I’m not sure if I understand your questions… fixed point is the same as integers… you’re just interpreting where the point is. If you do shift a signed number to the right (division by 2), you need to make sure you sign extend (or arithmetic shift), but there’s no way to do that with an instruction in C, except division. Most CPUs have an instruction SAR (shift arithmetic right), which the optimizer may take advantage of if the divisor is a power of 2. But if you’re shifting right to interpret as a 16 bit number (like in the FIX7_9_MULT you posted above), you don’t need to worry about it, because the result from the multiply will be sign extended to 32 bits, and shifting right 9 won’t lose the sign bit.
About the bit fields, what is the problem? I would use ints when possible unless you’re using several bytes in a row since integers must be word aligned (and shorts must be half-word aligned), so you’re wasting the space between a byte and an int if you put them consecutively.
Ok, I understand, I was just worried because of the bit sign, but as you say, it is clear as using integers.
About the int vs byte, I must revisit the memory alignment stuff, I will check where I can group bytes and will use just int were not.
Thanks again for your help DogP.
BTW I’m half way changing everything from float to fixed point, it would be great to see the FPS boosted by the change… fingers crossed.
I just wanted to update a couple things in this post… first, I was talking to RunnerPack in IRC the other day and he checked out the disassembly of the latest gccvb using floating point numbers, and it does use the proper CPU floating point instructions for the math as well as for converting to/from ints. Looking at the v810 datasheet, the instruction to convert back and forth can take between 5 and 16 cycles, so if you’re gonna use floats, you should stay with it until you no longer need it (don’t convert back and forth every time). Floating point add/sub is slow though (9 to 28 cycles), so try to limit doing those, and use as many mul/div instructions while you’re in floating point, since they’re comparable to fixed point mul/div (8 to 44 compared to 13 or 38 in fixed point)… mul and div are usually where you want floating point anyway, since it gives you a large range to work with. Floating point is still slow, so I’d recommend using fixed point if possible though.

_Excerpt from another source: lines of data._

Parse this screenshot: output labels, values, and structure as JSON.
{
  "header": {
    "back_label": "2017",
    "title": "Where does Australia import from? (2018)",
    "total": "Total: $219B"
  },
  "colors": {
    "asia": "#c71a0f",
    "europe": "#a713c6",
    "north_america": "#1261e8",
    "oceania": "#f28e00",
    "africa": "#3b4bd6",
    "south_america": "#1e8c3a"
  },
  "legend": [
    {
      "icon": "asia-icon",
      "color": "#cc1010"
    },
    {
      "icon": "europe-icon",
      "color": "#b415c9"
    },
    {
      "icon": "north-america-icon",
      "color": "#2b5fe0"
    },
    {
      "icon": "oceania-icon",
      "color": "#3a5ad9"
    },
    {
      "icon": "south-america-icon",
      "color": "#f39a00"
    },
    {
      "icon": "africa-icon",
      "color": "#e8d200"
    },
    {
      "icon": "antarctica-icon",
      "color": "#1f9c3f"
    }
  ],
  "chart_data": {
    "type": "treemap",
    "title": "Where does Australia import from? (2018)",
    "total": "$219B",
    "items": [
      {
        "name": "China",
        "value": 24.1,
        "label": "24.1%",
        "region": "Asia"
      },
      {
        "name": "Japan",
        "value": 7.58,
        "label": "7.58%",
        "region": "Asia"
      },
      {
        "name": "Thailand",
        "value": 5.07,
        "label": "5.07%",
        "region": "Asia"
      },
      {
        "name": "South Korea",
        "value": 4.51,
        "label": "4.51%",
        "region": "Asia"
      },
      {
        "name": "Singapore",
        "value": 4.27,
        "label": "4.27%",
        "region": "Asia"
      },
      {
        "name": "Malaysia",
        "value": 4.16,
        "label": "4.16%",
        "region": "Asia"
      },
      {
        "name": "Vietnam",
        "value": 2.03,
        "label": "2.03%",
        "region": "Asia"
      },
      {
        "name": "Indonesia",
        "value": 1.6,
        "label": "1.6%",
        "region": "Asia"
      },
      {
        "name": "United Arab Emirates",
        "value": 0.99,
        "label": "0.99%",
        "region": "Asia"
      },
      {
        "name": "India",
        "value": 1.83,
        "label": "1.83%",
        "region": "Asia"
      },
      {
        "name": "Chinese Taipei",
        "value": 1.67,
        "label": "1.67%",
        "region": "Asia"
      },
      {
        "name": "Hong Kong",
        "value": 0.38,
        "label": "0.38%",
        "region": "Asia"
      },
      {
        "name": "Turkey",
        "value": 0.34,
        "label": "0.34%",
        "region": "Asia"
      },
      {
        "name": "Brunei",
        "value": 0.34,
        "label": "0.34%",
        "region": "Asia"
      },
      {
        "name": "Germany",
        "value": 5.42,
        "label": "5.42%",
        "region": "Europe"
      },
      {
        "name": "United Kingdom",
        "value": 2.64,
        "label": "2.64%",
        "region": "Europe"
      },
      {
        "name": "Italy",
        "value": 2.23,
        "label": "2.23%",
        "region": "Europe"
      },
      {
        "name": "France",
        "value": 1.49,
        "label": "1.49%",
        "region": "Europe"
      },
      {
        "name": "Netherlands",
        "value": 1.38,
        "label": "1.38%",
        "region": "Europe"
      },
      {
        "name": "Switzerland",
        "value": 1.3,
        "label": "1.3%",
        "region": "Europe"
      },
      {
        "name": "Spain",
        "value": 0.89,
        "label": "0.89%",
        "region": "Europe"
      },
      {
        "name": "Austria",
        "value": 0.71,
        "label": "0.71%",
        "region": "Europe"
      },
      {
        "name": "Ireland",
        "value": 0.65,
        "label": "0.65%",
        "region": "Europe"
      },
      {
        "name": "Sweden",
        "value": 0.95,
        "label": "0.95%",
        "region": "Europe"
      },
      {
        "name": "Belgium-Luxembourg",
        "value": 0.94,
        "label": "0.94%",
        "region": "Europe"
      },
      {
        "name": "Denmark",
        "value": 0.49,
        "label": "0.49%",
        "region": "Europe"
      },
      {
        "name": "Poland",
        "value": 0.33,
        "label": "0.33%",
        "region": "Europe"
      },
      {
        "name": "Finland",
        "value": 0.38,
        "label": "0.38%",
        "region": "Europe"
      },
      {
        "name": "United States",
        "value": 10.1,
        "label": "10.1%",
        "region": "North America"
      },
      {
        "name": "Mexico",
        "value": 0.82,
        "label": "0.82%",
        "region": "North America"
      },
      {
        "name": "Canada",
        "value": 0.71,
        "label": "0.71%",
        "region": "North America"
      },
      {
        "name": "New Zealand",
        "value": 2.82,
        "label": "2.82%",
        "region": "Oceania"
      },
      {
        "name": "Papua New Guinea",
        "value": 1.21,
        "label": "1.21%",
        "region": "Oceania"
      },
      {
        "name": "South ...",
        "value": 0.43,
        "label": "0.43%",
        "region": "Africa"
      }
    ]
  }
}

Also, I wanted to clarify something I stated in one of the earlier posts about the sign bit… in C, right shifting an unsigned number will do a logical right shift (not sign extending), but right shifting a signed number should do an arithmetic right shift (sign extending). You do need to be aware that right shifting a negative number won’t be identical to dividing by 2 though, since it “rounds” the opposite way than division. -4/2=-2, -4>>1=-2… but -5/2=-2, -4>>1=-3… which may not be a big deal for a video game… except that it also means that -1/2=0, -1>>1=-1 (it never goes to 0).
Thanks for the follow up, it makes things clear. I’ve changed all my math to fixed point, it indeed runs faster than with floats.
BTW, congratulations for your first place in the competition.